Both HMOs and PPOs save healthcare consumers money by creating networks of medical service providers who agree to discount care that is provided to members of the respective plan.

The primary way these two plans differ is in how they administer care and the degree to which members have freedom in terms of from whom they decide to obtain care. Under the varying plans, out-of-pocket costs can also differ, as can preventive care coverage and network size.

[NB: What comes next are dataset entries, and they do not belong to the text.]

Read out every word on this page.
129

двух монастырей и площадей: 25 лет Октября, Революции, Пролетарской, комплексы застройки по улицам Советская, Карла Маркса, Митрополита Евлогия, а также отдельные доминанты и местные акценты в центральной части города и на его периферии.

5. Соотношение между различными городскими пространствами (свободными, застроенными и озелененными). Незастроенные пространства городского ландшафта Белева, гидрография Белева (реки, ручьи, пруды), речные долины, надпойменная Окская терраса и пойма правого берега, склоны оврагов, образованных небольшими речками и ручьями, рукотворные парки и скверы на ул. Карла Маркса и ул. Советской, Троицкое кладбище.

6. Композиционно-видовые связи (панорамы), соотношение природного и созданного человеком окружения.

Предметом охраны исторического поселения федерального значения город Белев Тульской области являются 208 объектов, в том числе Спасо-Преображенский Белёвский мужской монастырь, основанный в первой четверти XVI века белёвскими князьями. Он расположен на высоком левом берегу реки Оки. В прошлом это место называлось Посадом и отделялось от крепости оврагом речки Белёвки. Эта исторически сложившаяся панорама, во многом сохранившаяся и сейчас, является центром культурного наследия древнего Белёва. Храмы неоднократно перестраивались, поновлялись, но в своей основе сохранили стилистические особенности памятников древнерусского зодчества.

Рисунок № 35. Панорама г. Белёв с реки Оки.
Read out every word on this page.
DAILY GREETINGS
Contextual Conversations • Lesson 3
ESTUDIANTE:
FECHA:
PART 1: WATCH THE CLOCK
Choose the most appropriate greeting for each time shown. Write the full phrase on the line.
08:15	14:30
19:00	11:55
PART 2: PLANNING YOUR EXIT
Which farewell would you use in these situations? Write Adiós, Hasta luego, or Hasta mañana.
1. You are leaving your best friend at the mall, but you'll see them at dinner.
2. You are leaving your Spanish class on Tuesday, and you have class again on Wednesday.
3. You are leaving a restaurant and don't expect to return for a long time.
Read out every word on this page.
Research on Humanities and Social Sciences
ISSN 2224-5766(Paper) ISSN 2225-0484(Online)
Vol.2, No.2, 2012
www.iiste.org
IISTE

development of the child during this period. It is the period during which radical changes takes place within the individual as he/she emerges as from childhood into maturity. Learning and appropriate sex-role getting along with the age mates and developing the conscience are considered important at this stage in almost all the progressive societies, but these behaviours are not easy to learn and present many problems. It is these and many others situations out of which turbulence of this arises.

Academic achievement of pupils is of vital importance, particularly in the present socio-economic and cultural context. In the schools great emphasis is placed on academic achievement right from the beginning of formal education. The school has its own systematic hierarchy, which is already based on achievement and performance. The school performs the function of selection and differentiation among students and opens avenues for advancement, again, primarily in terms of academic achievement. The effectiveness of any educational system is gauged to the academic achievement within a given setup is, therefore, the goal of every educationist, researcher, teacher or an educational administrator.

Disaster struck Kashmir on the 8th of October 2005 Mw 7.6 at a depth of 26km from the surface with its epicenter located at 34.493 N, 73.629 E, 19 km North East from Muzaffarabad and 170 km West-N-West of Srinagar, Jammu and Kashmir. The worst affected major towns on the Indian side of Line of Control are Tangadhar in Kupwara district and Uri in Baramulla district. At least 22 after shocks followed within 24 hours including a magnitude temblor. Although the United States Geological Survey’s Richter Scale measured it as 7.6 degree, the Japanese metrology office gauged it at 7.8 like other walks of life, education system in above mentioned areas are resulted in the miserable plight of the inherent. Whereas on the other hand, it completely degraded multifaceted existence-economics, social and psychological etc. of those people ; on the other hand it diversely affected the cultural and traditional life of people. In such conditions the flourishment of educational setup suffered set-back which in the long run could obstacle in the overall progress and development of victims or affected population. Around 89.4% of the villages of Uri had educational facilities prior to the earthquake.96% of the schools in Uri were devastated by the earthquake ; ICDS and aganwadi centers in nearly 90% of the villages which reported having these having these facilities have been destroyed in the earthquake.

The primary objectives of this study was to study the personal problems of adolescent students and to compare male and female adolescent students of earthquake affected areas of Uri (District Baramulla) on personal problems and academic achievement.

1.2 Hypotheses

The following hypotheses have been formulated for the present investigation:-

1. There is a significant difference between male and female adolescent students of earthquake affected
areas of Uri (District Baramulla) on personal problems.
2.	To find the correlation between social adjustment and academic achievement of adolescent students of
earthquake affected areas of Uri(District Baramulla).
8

Health Maintenance Organizations, or HMOs, offer many advantages to their members. HMOs do not require members to pay sizable out-of-pocket expenses for such items as: co-pays and deductibles, and they usually provide significant coverage for preventive care. However, in order to enjoy the low costs and comprehensive coverage provided by an HMO, members are locked-in to the idea that they may only obtain care from in-service network providers. In most cases, care is administered by a Primary Care Physician who coordinates the member’s care and provides referrals to in-service network specialists, as needed.

Preferred Provider Organizations, or PPOs, offer more varied choices – Whereas, PPO networks tend to be large, members typically are free to obtain care from any member provider without having to first obtain a referral. However, as with HMOs, if PPO members receive care from an out-of-service network provider, they will have to assume responsibility for a larger portion of the cost. PPOs also normally have higher out-of-pockets costs, e.g., deductibles and co-pays in contrast with HMOs.